Overall ranking: 54 (51 in 2012)
Restaurateur ranking: 17 (15 in 2012)
Robin Rowland was chief executive of Yo! Sushi, the business founded by Simon Woodroffe for 14 years before stepping down. But just two years later, when it was sold to Mayfair Equity Partners for £81m in 2015, he was back. Turnover at the business, which operates 76 restaurants, was £88m in 2016. Central Manhattan, New York and four international franchised sites have opened in Paris and Sydney airports, taking the total global estate to 93 sites.
In addition to its restaurants, it also runs a home delivery service called Yo! To Go and recently has been experimenting with other types of Asian cuisine, offering street food, poke and ramen at its venue at Boxpark in Croydon. More recently, Rowland has stepped down once again in favour of former PizzaExpress boss Richard Hodgson, but he remains a non-executive director.
What we think
Known as an operators' operator, Rowland has a focus on the five Ps: product, property, people, promotion and profit.
He joined Whitbread Inns in 1984 at the age of 22 as area manager, in charge of a mixed estate of 20 venues that included a Michelin-starred restaurant, a pilot Brewers Fayre and a nightclub. He worked his way through positions at several of the UK's major hospitality firms, including Grand Met Retail, Scottish & Newcastle (where he was restaurant operations director, running an estate of 80 food operations), and City Centre Restaurants (now the Restaurant Group).
Rowland was awarded an OBE for services to hospitality in 2016. As well as overseeing a rapid expansion with the backing of private equity funding and secured franchise partners to test the concept overseas, he has also won over a string of challenging landlords, including Selfridges, Harvey Nichols, Harrods, Railtrack and BAA, to position the brand in a number of high-profile travel and shopping locations. The mere fact that Mayfair Equity saw the need to bring Rowland back off the bench shows just how integral he is to the success of the brand. At this point, he quickly rebranded the chain, and explained: "I felt it was getting a bit too kiddy. Even Disney-like. I wanted to make it more adult and show it takes food seriously."

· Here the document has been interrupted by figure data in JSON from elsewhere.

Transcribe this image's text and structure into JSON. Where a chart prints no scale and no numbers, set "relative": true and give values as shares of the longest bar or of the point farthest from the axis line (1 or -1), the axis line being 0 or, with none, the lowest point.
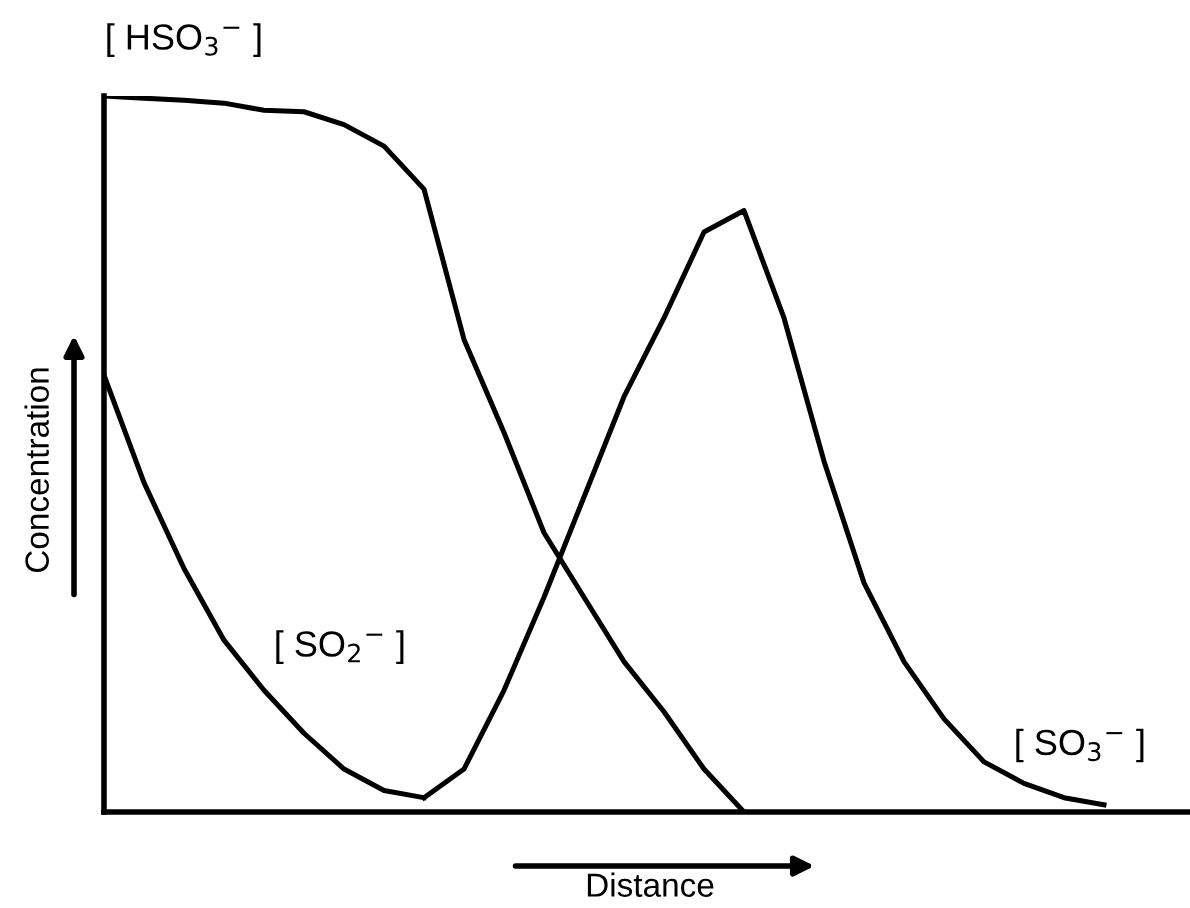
{
  "chart_data": {
    "type": "line",
    "relative": true,
    "xlabel": "Distance",
    "ylabel": "Concentration",
    "legend": false,
    "marker": "none",
    "line_style": "solid",
    "categories": [
      null,
      null,
      null,
      null,
      null,
      null,
      null,
      null,
      null,
      null,
      null,
      null,
      null,
      null,
      null,
      null,
      null,
      null,
      null,
      null,
      null,
      null,
      null,
      null,
      null,
      null,
      null
    ],
    "series": [
      {
        "name": "[ HSO$_{3}$$^{−}$ ]",
        "color": "#000000",
        "values": [
          1.0,
          0.997,
          0.994,
          0.99,
          0.98,
          0.978,
          0.96,
          0.93,
          0.87,
          0.66,
          0.53,
          0.39,
          0.3,
          0.21,
          0.14,
          0.06,
          0,
          null,
          null,
          null,
          null,
          null,
          null,
          null,
          null,
          null,
          null
        ]
      },
      {
        "name": "[ SO$_{2}$$^{−}$ ]",
        "color": "#000000",
        "values": [
          0.61,
          0.46,
          0.34,
          0.24,
          0.17,
          0.11,
          0.06,
          0.03,
          0.02,
          null,
          null,
          null,
          null,
          null,
          null,
          null,
          null,
          null,
          null,
          null,
          null,
          null,
          null,
          null,
          null,
          null,
          null
        ]
      },
      {
        "name": "[ SO$_{3}$$^{−}$ ]",
        "color": "#000000",
        "values": [
          null,
          null,
          null,
          null,
          null,
          null,
          null,
          null,
          0.02,
          0.06,
          0.17,
          0.3,
          0.44,
          0.58,
          0.69,
          0.81,
          0.84,
          0.69,
          0.49,
          0.32,
          0.21,
          0.13,
          0.07,
          0.04,
          0.02,
          0.01,
          null
        ]
      }
    ]
  }
}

Rowland has since negotiated Yo! Sushi through some choppy waters. In the UK there's Brexit, rising costs and the fierce level of competition in the casual dining market with which to contend. In 2016, the company made a £23m pre-tax loss, due in part to write-downs on US sites that didn't work out, which has resulted in a change in strategy when it comes to expansion there. More recently though, in November 2017, it paid £59m to acquire Canadian operator Bento in a deal that makes the combined business one of the biggest sushi firms outside Japan.
Rowland may not be in the driving seat anymore, following Hodgson's appointment, but his status as one of the most respected and wisest heads in the casual dining space at what is proving to be a turbulent time earns him the 21st place in our list this year.